Nein, diesen Nathan Messner wollte er nicht treffen. Punkt. Und nach Paris wollte er auch nicht, zurück nach Stuttgart wollte er, zurück in seine vertraute Umgebung, zurück in sein altes Leben. Er ließ sich nicht länger zum Hamster machen. Nicht von falschen Eltern. Nicht von einem vorgetäuschten Freund. Nicht von einer bigotten Ehefrau. Von wem auch immer. Noch nicht einmal vom verlängerten Arm Gottes und dem Wind selbst. Punktum.

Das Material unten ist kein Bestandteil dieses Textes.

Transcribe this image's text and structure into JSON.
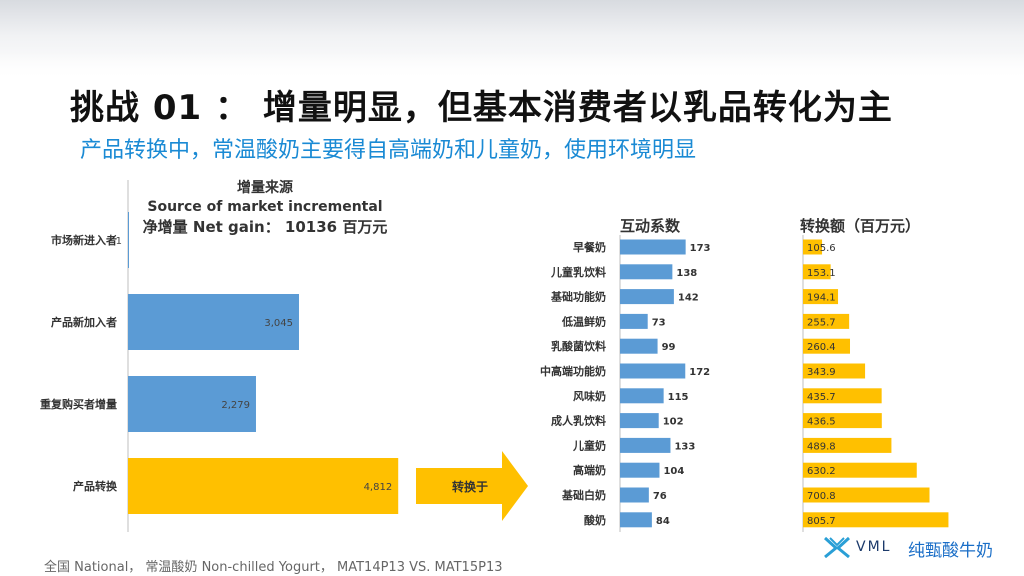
{
  "title": "挑战 01 ： 增量明显，但基本消费者以乳品转化为主",
  "subtitle": "产品转换中，常温酸奶主要得自高端奶和儿童奶，使用环境明显",
  "footer": "全国 National， 常温酸奶 Non-chilled Yogurt， MAT14P13 VS. MAT15P13",
  "logo_text": "VML",
  "brand_text": "纯甄酸牛奶",
  "arrow_label": "转换于",
  "colors": {
    "blue": "#5b9bd5",
    "gold": "#ffc000",
    "title_blue": "#1a8ad4"
  },
  "chart_data": [
    {
      "type": "bar",
      "orientation": "horizontal",
      "title_lines": [
        "增量来源",
        "Source of market incremental",
        "净增量  Net gain：  10136  百万元"
      ],
      "categories": [
        "市场新进入者",
        "产品新加入者",
        "重复购买者增量",
        "产品转换"
      ],
      "values": [
        1,
        3045,
        2279,
        4812
      ],
      "value_labels": [
        "1",
        "3,045",
        "2,279",
        "4,812"
      ],
      "bar_colors": [
        "#5b9bd5",
        "#5b9bd5",
        "#5b9bd5",
        "#ffc000"
      ],
      "xlim": [
        0,
        5200
      ]
    },
    {
      "type": "bar",
      "orientation": "horizontal",
      "title": "互动系数",
      "categories": [
        "早餐奶",
        "儿童乳饮料",
        "基础功能奶",
        "低温鲜奶",
        "乳酸菌饮料",
        "中高端功能奶",
        "风味奶",
        "成人乳饮料",
        "儿童奶",
        "高端奶",
        "基础白奶",
        "酸奶"
      ],
      "values": [
        173,
        138,
        142,
        73,
        99,
        172,
        115,
        102,
        133,
        104,
        76,
        84
      ],
      "value_labels": [
        "173",
        "138",
        "142",
        "73",
        "99",
        "172",
        "115",
        "102",
        "133",
        "104",
        "76",
        "84"
      ],
      "color": "#5b9bd5",
      "xlim": [
        0,
        195
      ]
    },
    {
      "type": "bar",
      "orientation": "horizontal",
      "title": "转换额（百万元）",
      "categories": [
        "早餐奶",
        "儿童乳饮料",
        "基础功能奶",
        "低温鲜奶",
        "乳酸菌饮料",
        "中高端功能奶",
        "风味奶",
        "成人乳饮料",
        "儿童奶",
        "高端奶",
        "基础白奶",
        "酸奶"
      ],
      "values": [
        105.6,
        153.1,
        194.1,
        255.7,
        260.4,
        343.9,
        435.7,
        436.5,
        489.8,
        630.2,
        700.8,
        805.7
      ],
      "value_labels": [
        "105.6",
        "153.1",
        "194.1",
        "255.7",
        "260.4",
        "343.9",
        "435.7",
        "436.5",
        "489.8",
        "630.2",
        "700.8",
        "805.7"
      ],
      "color": "#ffc000",
      "xlim": [
        0,
        975
      ]
    }
  ]
}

Aber hatte er denn überhaupt eine Wahl? Gab es sein altes Leben in das er hätte zurückkehren können noch? Wartete neben einer dunklen Wohnung und dem leeren Kühlschrank in Stuttgart nicht derselbe unbekannte Alltag auf ihn wie in Paris, wie in jeder anderen Stadt? Noch war Zeit umzudrehen, die Suche zu beenden, bevor sie nicht mehr abzubrechen war. Erneut bäumte sich die Wut auf, um Größe und Stärke bemüht. Längst tastete die rechte Hand nach dem Zündschlüssel. Als der Motor das erste Lebenszeichen in die Nacht hustete, erstarb der Zorn in abgründiger Trübsinnigkeit. Jo trat die Kupplung durch, legte den ersten Gang ein, der Gasfuß senkte sich langsam aufs Pedal herunter, der Atem stoppte, der Blick griff nach vorn als wollte er die Zukunft aus der Dunkelheit reißen. Welche Wahrheit wartete auf ihn, dort, am französischen Ende der Nacht?